Wer meint, diese kleine Audio-Show könne die Late-Night-Entzugserscheinungen lindern, könnte aber milde enttäuscht sein. Gleich zu Beginn warnt Seth Meyers, dass man das Fehlen der Gagschreiber merken werde. Und so ist es. Die Schärfe fehlt, das Politische auch, die Struktur, die Pointen, an denen in den Late-Night-Monologen so akribisch gefeilt wird. Was sich zwischen den fünfen entspinnt, ist ein heiteres Gespräch voller Anekdoten aus ihren Show-Karrieren. Das ist etwas für die harten Fans.
Auch wenn ein paar gute Running Gags entstehen – so wie der über Stephen Colberts Mutter, die als junge Frau offenbar ein paar Dates mit dem späteren Diktator von Nicaragua, Anastasio Somoza Debayle, hatte. Immer wieder unterstellen die anderen ihr in den ersten beiden Folgen des Podcasts, sie habe einen «Penchant für Autokraten» gehabt.
Nette Anekdoten
Man merkt, dass alle sich mögen, und erfährt, dass Robert De Niro Stephen Colberts Lieblings-Talkshowgast ist, gerade weil er so notorisch schwierig ist. De Niro redet nicht gern, in Colberts «Late Show» sassen sich die beiden einmal eine geschlagene Minute schweigend gegenüber. Jimmy Fallon erzählt, dass ausgerechnet De Niro sein allererster Gast in der Show gewesen sei und er heillos überfordert. Gleich drei der fünf geben zu, dass sie als Kinder gern Priester geworden wären – allerdings aus unlauteren Gründen. John Olivers Vater habe dessen Wunsch so kommentiert: «Du willst nur, dass dir die Leute zuhören.»

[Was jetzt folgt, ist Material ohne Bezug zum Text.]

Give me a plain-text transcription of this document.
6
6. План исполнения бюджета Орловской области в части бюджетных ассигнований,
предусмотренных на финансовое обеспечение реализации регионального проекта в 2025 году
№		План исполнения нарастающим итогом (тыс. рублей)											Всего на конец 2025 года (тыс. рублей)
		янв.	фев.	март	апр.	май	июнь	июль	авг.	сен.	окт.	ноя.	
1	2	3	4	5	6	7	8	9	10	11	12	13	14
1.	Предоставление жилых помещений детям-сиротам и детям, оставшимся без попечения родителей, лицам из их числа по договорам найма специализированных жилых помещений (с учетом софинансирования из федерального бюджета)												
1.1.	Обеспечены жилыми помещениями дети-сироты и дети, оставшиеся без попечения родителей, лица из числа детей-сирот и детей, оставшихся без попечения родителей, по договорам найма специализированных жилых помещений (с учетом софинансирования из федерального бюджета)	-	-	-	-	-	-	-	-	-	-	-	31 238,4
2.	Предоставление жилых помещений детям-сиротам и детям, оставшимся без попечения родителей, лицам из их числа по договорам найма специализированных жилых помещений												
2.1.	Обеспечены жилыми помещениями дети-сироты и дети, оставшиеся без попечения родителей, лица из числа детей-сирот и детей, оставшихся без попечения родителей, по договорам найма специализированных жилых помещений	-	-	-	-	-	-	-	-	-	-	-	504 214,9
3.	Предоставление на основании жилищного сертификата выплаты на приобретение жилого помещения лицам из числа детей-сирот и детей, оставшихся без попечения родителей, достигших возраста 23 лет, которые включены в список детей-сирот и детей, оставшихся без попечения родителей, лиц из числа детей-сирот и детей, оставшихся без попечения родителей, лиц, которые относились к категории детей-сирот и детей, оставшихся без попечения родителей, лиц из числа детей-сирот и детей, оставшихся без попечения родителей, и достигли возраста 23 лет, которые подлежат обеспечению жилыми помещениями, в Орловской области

Und Jimmy Kimmel berichtet, dass er kurz vor Beginn des Streiks vorhatte, bald in Rente zu gehen, es sich jetzt aber anders überlegt habe – arbeiten sei doch ganz «nice». Auch wenn das Late-Night-Leben andererseits sehr hart sei. Zum Beispiel wenn, wie in Seth Meyers' Erzählung, Mariah Carey kurz vor Weihnachten in der Show zu Gast sei und darauf bestehe, in einem Pferdeschlitten interviewt zu werden: «Es gibt nichts, was in New York kurz vor Weihnachten so schwer zu bekommen ist wie ein Last-Minute-Miet-Pferdeschlitten.»
Vielleicht ist es auch ganz richtig, dass dieser Podcast, der sich explizit als streikunterstützend begreift, kein Feuerwerk an blitzgescheiten Scherzen ist. Es wäre schliesslich mehr als kontraproduktiv, wenn Publikum und Senderchefs feststellen würden, dass es ohne Gagschreiber genauso gut geht.